Transfection of human 5-hydroxytryptamine1A receptors in NIH-3T3 fibroblasts: effects of increasing receptor density on the coupling of 5-hydroxytryptamine1A receptors to adenylyl cyclase.

Human serotonin [5-hydroxytryptamine (5-HT)1A] receptors have been transfected in NIH-3T3 cells, and their pharmacology and coupling to adenylyl cyclase have been analyzed. Three cellular preparations were used, 1) monoclonal cell lines (clones 6, 2B, and 4B), expressing 45, 280, and 500 fmol of 5-HT1A receptors/mg of protein, respectively; 2) clones 6, 2B, and 4B in which the concentration of 5-HT1A receptors was increased after stimulation of the glucocorticoid-inducible promoter with dexamethasone; and 3) polyclonal cell lines that expressed an increasing amount of 5-HT1A receptor as a function of cell passage.
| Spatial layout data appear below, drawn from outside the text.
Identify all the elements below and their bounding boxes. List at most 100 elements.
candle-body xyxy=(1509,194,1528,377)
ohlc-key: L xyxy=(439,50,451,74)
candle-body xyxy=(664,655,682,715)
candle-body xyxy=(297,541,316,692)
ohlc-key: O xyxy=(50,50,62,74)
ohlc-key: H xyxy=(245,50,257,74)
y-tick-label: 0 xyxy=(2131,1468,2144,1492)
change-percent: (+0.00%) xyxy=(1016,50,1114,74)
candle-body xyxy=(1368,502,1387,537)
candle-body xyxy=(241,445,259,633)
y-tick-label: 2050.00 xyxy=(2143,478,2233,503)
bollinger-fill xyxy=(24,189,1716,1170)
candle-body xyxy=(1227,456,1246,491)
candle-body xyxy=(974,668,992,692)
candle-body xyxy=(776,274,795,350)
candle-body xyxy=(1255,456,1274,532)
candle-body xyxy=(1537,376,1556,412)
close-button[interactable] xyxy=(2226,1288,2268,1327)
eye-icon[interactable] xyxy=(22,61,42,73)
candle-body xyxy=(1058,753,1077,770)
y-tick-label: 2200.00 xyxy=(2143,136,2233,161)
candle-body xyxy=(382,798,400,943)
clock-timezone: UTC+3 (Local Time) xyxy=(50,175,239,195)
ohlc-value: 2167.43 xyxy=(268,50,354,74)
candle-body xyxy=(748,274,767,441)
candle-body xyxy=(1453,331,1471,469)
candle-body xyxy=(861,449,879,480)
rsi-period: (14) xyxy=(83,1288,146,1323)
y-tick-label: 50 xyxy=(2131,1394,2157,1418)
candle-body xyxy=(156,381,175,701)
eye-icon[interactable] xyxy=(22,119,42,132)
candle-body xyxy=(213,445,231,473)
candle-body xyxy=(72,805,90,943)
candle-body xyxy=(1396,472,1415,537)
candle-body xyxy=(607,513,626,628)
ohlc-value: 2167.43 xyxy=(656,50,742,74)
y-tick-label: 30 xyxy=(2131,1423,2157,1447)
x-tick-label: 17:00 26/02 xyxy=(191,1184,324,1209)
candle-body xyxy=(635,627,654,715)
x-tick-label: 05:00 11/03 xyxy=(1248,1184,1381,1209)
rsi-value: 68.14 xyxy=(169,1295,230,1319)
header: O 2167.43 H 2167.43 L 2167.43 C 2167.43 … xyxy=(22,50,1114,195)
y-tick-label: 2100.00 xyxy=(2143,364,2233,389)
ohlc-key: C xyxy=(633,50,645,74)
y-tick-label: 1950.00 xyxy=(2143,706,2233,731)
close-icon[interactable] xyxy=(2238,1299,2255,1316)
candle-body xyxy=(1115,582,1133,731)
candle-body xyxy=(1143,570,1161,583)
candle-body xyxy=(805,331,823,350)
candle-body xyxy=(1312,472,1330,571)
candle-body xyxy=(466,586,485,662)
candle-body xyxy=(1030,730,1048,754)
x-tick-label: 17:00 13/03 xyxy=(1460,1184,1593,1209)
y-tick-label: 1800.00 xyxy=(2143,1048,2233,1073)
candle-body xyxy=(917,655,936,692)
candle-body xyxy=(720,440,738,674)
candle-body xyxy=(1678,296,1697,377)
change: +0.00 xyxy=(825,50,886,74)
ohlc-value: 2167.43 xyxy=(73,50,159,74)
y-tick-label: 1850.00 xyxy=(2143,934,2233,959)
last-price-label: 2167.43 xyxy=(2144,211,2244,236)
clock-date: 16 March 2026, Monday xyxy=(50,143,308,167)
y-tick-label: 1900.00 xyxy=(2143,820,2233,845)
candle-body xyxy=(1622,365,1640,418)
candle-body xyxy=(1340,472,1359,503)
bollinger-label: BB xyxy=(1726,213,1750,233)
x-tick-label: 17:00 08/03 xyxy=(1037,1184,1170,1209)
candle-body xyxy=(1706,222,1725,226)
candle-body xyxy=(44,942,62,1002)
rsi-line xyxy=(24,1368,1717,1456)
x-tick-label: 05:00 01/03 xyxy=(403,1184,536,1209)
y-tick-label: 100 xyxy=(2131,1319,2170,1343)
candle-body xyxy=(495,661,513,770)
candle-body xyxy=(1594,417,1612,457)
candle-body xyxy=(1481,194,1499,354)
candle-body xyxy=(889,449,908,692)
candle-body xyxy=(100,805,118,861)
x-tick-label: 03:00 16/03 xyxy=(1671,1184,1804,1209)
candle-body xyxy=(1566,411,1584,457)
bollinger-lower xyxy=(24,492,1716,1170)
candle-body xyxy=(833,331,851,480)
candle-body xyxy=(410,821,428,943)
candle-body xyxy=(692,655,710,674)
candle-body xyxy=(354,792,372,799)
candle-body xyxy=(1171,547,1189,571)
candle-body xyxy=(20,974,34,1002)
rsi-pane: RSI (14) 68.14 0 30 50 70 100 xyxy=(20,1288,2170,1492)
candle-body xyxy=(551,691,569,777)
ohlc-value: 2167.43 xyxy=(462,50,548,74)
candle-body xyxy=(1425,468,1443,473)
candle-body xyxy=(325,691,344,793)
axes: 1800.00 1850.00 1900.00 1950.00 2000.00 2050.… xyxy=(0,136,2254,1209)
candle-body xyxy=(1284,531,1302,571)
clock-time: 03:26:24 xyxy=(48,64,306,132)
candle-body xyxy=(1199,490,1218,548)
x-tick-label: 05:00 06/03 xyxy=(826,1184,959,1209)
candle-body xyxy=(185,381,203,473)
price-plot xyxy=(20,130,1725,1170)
The transfected 5-HT1A receptors inhibited basal, forskolin-stimulated, and isoproterenol-stimulated adenylyl cyclase. The inhibition was dependent on the receptor density expressed, increasing from 60% at low density (45 fmol/mg) to 90% at a density higher than 280 fmol/mg. The pharmacology of the 5-HT1A receptor was studied, with particular attention being paid to the behavior of some agonists. These pharmacological characteristics are similar to those of 5-HT1A receptors in hippocampus but different from those of 5-HT1A in cerebral cortex. Analysis of the potencies and efficacies of the full agonist 5-HT and the partial agonist ipsapirone, as a function of receptor density in the three cellular populations used, revealed that 1) the efficacies of the full and partial agonists increased with the receptor density; 2) the EC50 values of the full and partial agonists were not shifted to the left when the receptor density was increased (based on the increase in efficacy and considering the classical pharmacological models of receptor-drug action, a 9-10-fold shift was expected); and 3) the ratio between the efficacies of the full agonist 5-HT and the partial agonist ipsapirone was not modified when the receptor concentration was increased or when the GTP-binding protein availability was decreased. The results indicate that neither the classical nor the operational model of drug-receptor action can be used to describe the coupling of 5-HT1A receptors to adenylyl cyclase in transfected NIH-3T3 cells. One of the explanations could be that 5-HT1A receptors and GTP-binding proteins are coupled in functional domains (almost precoupled), rather than distributed in homogeneous compartments in which they are free to diffuse.